When China’s interbank rates shot toward 6% last week, bankers and investors had a brief flashback to the boiling point on June 20 that saw the overnight Shanghai Interbank Offered Rate (Shibor) spike to 13%.
Everyone has since calmed down. The overnight rate on the cost of borrowing for banks was near 4% on Monday and analysts expect it to stay within the normal 3-4% band for the month, especially as the major policy meet, the Third Plenum, convenes on November 9. But such fluctuations (the hike started on October 19 then fell on October 30) can scare companies in need of capital, their investors, as well as banks that need to hand out cash to keep their lending business growing.
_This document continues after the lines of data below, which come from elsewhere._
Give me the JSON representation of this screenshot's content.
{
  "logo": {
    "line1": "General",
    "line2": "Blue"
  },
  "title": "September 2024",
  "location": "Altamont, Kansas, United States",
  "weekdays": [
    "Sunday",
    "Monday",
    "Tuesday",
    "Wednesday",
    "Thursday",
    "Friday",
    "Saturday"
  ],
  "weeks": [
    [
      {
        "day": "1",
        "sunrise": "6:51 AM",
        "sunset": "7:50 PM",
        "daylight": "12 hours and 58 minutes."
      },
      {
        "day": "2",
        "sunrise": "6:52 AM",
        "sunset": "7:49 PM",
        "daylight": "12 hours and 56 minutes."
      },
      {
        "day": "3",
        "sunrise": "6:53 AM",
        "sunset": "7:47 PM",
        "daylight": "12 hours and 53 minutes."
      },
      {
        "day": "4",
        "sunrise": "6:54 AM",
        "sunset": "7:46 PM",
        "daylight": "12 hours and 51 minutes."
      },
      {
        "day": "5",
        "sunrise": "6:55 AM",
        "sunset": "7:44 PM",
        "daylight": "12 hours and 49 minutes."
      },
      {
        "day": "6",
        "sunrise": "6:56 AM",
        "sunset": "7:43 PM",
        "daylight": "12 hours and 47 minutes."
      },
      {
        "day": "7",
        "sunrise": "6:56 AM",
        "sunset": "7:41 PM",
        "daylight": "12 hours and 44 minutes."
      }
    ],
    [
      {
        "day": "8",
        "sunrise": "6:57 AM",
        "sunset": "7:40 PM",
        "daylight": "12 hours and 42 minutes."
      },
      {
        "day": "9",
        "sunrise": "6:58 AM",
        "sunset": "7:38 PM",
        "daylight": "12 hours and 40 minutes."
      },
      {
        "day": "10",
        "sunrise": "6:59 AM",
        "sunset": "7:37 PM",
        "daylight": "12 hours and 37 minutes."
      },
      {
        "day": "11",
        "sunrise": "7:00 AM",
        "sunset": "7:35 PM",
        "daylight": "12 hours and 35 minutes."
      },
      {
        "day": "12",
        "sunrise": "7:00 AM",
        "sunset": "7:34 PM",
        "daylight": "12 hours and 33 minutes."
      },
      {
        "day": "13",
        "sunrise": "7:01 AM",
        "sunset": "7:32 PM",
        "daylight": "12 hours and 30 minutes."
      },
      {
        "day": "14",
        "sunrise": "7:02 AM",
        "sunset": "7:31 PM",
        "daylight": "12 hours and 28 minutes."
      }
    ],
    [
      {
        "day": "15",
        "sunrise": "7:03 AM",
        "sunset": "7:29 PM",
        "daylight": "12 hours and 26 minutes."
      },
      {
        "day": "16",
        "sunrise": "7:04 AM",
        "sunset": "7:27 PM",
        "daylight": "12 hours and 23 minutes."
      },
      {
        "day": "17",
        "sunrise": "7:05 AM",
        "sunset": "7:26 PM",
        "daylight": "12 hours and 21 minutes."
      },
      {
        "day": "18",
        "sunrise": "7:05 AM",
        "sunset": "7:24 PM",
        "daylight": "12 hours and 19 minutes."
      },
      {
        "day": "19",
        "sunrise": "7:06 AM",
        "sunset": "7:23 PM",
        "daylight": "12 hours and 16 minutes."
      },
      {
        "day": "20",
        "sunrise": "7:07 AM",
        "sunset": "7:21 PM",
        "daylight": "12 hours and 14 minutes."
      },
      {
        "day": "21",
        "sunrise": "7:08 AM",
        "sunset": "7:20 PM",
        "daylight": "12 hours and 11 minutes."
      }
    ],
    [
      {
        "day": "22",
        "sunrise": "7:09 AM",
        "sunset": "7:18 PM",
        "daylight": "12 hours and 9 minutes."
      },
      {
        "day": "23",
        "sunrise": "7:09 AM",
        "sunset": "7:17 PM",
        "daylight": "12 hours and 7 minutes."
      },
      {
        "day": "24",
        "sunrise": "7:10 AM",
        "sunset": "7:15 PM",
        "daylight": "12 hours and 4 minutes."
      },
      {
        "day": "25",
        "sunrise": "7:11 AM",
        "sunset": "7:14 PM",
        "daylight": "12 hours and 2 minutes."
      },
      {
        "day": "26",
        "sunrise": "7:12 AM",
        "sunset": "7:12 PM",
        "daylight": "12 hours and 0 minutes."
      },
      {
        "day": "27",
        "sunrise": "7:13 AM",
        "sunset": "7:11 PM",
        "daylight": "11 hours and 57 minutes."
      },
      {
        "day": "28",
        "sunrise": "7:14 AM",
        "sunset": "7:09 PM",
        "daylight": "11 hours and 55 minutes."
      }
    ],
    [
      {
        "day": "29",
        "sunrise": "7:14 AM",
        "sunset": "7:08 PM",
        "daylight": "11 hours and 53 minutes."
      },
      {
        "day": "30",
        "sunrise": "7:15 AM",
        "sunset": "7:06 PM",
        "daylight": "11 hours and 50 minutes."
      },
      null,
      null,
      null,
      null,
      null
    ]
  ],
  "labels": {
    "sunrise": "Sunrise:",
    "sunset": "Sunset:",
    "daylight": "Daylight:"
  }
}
Since June, interbank liquidity and the specter of another cash crunch have been no laughing matter. The People’s Bank of China (PBOC), which controls the rate by injecting cash into the banking system, has been called irresponsible for letting liquidity dry up during a time of flagging economic growth. Analysts have accused the bank of sending dangerous signals to the market and even at times losing control.
So now onlookers are asking themselves: Why doesn’t the PBOC keep things stable?
The crunch in June was largely an attempt to rein in irresponsible lending in China’s banking sector and perhaps the PBOC’s way of telling the country’s financial institutions that they must be amply liquid in case of future shocks to the system.
Yet, in September, total social financing (TSF), China’s broadest measure of credit growth, was in line with most expectations, showing that banks had not over extended themselves. TSF was US$229.5 billion down from US$257.3 billion in August. A report published by the PBOC on October 16 gave the impression that credit growth was at reasonable levels.
Investors were understandably nervous when interbank rates began to climb just three days later.
Analysts at Barclays say that instability in the interbank market could be the new norm. The PBOC has stated that it will maintain what it calls a “prudent” monetary policy and a slowdown in credit growth. “We think episodes of volatility are likely to recur,” Barclay Research said in a note last week, while also noting that “market psych has not fully recovered since June.”
The average interest-rate levels since June have been significantly higher than in the first half of the year, Yao Wei, China economist at French bank Societe Generale, said from Hong Kong on Monday. It’s not just sudden spikes such as the one at the end of October. The central bank is tightening the cash supply and that could be the new paradigm.
“The liquidity tension in the market has never really gone away,” she said. “The central bank has no intension to return conditions to the easy status we saw in the past.”
At a deeper level, as Lu Ting at Bank of America Merrill Lynch pointed out in a note late last week, interbank rates at Shibor pose a dilemma for the central bank. Never has the PBOC said that these rates are its benchmark rate, skirting some responsibility for keeping it stable. At the same time, it has said it will develop Shibor into its official benchmark as it continues to liberalize lending rates.
Therefore, until the central bank commits to the rate as the benchmark, it may not respond with cash injections as quickly as the markets would like.
In this new environment, investors should brace themselves for further market turbulence.